Tener una hija ha sido el mejor regalo que la vida me pudo haber dado. Ha llenado mi corazón de amor y además, me ha convertido en la mejor mamá que creo poder ser para ella. He aprendido a reírme de las cosas más sencillas pero sobre todo, me ha dejado rescatar a la niña que perdí con el paso de los años. Me encantaría que cuando aprenda a leer, esta carta la lleve siempre, que no se le olviden estas charlas nocturnas antes de dormir. Son consejos que la experiencia me ha dado y que me han permitido vivir mi vida de forma intensa y que ahora, a su corta edad, los platicamos y a veces, hasta los discutimos. Ella me ha enseñado más que cualquier curso de coaching empresarial o motivacional, me ha llevado a experimentar de otra forma mi pasión por el running y me ha hecho entender que la vida es más sencilla de lo que uno cree. Aquí se los comparto.

  • Estar orgullosas de ser mujeres. Nunca debemos olvidar que somos más fuertes de lo que creemos, que valemos por lo que pensamos y que la belleza externa viene de la interna.
  • Nunca nadie debe gritarnos, maltratarnos, insultarnos, manipularnos. Nadie, aunque sea un familiar cercano, amigo, maestro o desconocido tiene el derecho a abusar de ninguna manera de nosotros.
  • Siempre debemos llevar ilusiones en el corazón. Nunca debemos dejar que el ajetreo cotidiano nos marchite o desparezca las ilusiones. La vida nos ofrece muchas oportunidades y debemos aprovecharlas todas, sin excepción.
  • Confiar en nuestra intuición. No hay mejor consejero para una mujer que su sexto sentido. Cuando queramos tomar una decisión importante, hacerle caso; nos ahorramos muchos problemas.
  • Vivir nuestra propia vida. Hacer lo que nos gusta por el hecho de disfrutarlo, sin importar si lo hacemos mejor o peor que los demás. Nunca vivir la vida del otro aunque lo queramos mucho, ni tampoco entrometernos ni envidiarlos. Procurar que nuestra vida siempre sea tan interesante para nosotros que no tengamos tiempo para ello.
  • Aprender a reconocer y admirar a los demás. Esto le da calma al corazón, si siempre queremos ser o tener más que los otros, quitaremos días a nuestra vida, el estrés nos alcanzará y nunca dejaremos que la luz llegue a nosotros.
  • No creer toda la información que nos llega.

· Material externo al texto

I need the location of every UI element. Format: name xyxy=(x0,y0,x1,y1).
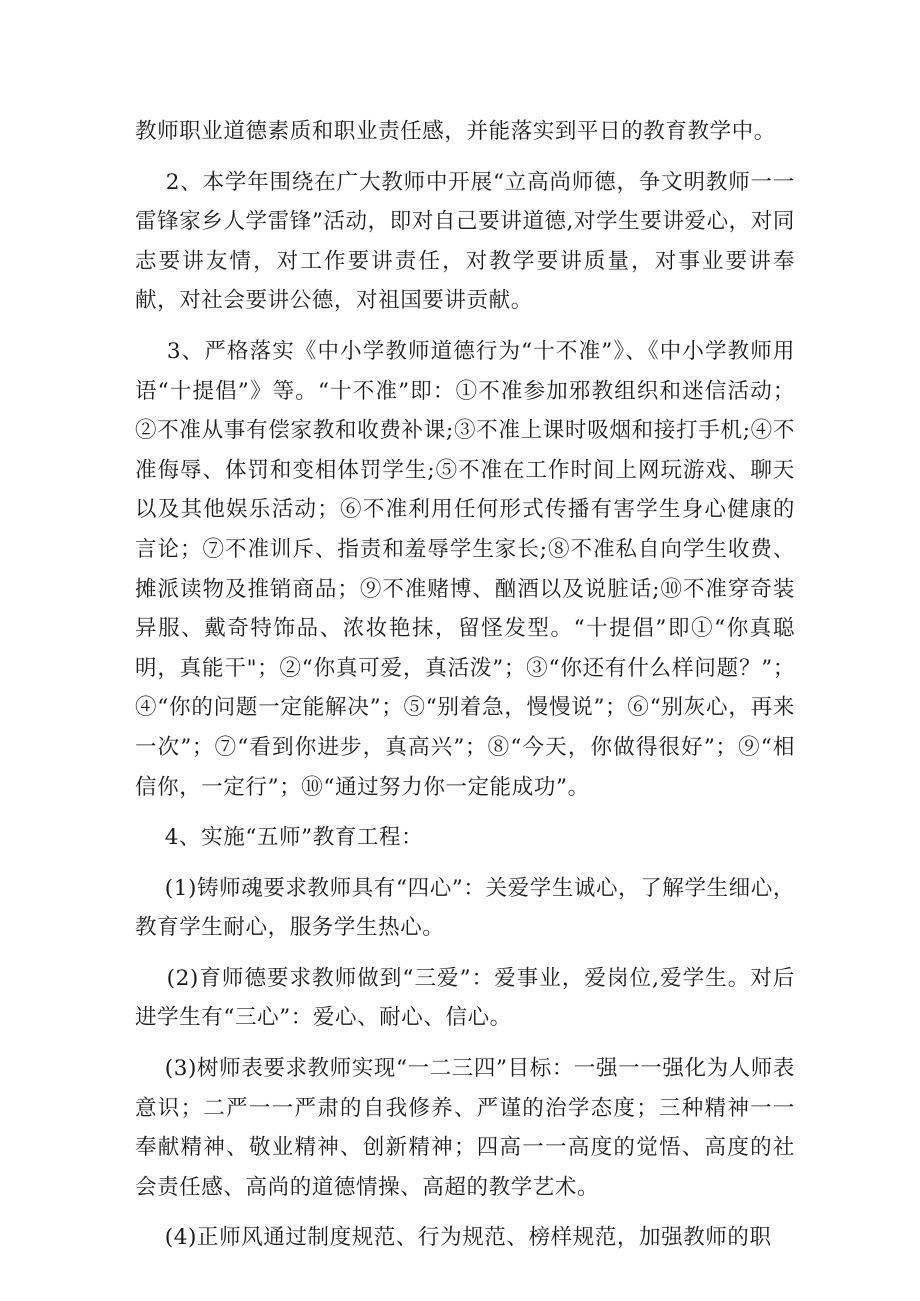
document-body xyxy=(135,112,795,1258)
paragraph-subitem-4: (4)正师风通过制度规范、行为规范、榜样规范，加强教师的职 xyxy=(135,1225,772,1251)
paragraph-item-4: 4、实施“五师”教育工程： xyxy=(135,825,424,851)
paragraph-item-2: 2、本学年围绕在广大教师中开展“立高尚师德，争文明教师一一雷锋家乡人学雷锋”活动，即对自己要讲道德,对学生要讲爱心，对同志要讲友情，对工作要讲责任，对教学要讲质量，对事业要讲奉献，对社会要讲公德，对祖国要讲贡献。 xyxy=(135,169,795,314)
paragraph-subitem-1: (1)铸师魂要求教师具有“四心”：关爱学生诚心，了解学生细心，教育学生耐心，服务学生热心。 xyxy=(135,875,795,941)
paragraph-continuation: 教师职业道德素质和职业责任感，并能落实到平日的教育教学中。 xyxy=(135,119,776,144)
paragraph-subitem-3: (3)树师表要求教师实现“一二三四”目标：一强一一强化为人师表意识；二严一一严肃的自我修养、严谨的治学态度；三种精神一一奉献精神、敬业精神、创新精神；四高一一高度的觉悟、高度的社会责任感、高尚的道德情操、高超的教学艺术。 xyxy=(135,1056,795,1200)
paragraph-subitem-2: (2)育师德要求教师做到“三爱”：爱事业，爱岗位,爱学生。对后进学生有“三心”：爱心、耐心、信心。 xyxy=(135,965,795,1031)
paragraph-item-3: 3、严格落实《中小学教师道德行为“十不准”》、《中小学教师用语“十提倡”》等。“十不准”即：①不准参加邪教组织和迷信活动；②不准从事有偿家教和收费补课;③不准上课时吸烟和接打手机;④不准侮辱、体罚和变相体罚学生;⑤不准在工作时间上网玩游戏、聊天以及其他娱乐活动；⑥不准利用任何形式传播有害学生身心健康的言论；⑦不准训斥、指责和羞辱学生家长;⑧不准私自向学生收费、摊派读物及推销商品；⑨不准赌博、酗酒以及说脏话;⑩不准穿奇装异服、戴奇特饰品、浓妆艳抹，留怪发型。“十提倡”即①“你真聪明，真能干"；②“你真可爱，真活泼”；③“你还有什么样问题？”；④“你的问题一定能解决”；⑤“别着急，慢慢说”；⑥“别灰心，再来一次”；⑦“看到你进步，真高兴”；⑧“今天，你做得很好”；⑨“相信你，一定行”；⑩“通过努力你一定能成功”。 xyxy=(135,338,795,800)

Siempre cuestionar, hay mentiras que se han mantenido por mucho tiempo que terminaron siendo verdades y le hicieron daño a la humanidad.
  • Reconocer nuestras cualidades y trabajar en las debilidades. No somos ni mejor ni peor, somos humanos como todos y ninguno es perfecto aunque muchos así lo crean. Pero nunca esconder las virtudes, que no nos invada la pena ni la culpa.
  • Ayudar al otro y cuidar a los animales. La vida siempre nos va a dar la oportunidad de hacerlo, nos sentimos bien y el otro se sentirá mejor. Los animales son los mejores amigos y compañeros, no lo olvidemos.
  • Estudiar pero no ser la más aplicada del salón. Aprender para luego enseñar a los demás, no estudiar para alimentar el ego. Siempre tener la capacidad de asombro y tener convicciones que provengan del conocimiento propio.
  • Si caemos, hay que levantarnos. No debemos engancharnos ni perder el tiempo en trivialidades, hacerlo nos dejará cansadas y sin fuerzas para ir por lo que queremos.
  • Que el dinero ni las apariencias muevan nuestra vida, vamos por experiencias. Eso nunca ha servido para algo bueno, no llenes vacíos emocionales con él, te dará más problemas. Ya vimos que al final, la gente cuando se va de este mundo no se lleva nada. El dinero aparecerá si tenemos pasión por lo que hacemos y para cuando llegue, no importará mucho, ya habrás aprendido la lección.
  • Siempre cuidar a los verdaderos amigos. Nada es tan enriquecedor que una plática con ellos y saber que siempre están contigo.
  • Nunca hablar mal de otras mujeres. Con esto evitamos el machismo, mejor apoyemos a las que necesitan algo de nosotros y aprendamos de todas.
  • Reconocer a los hombres que nos respetan. No abusar de ellos, al contrario, siempre ser un apoyo en sus vidas.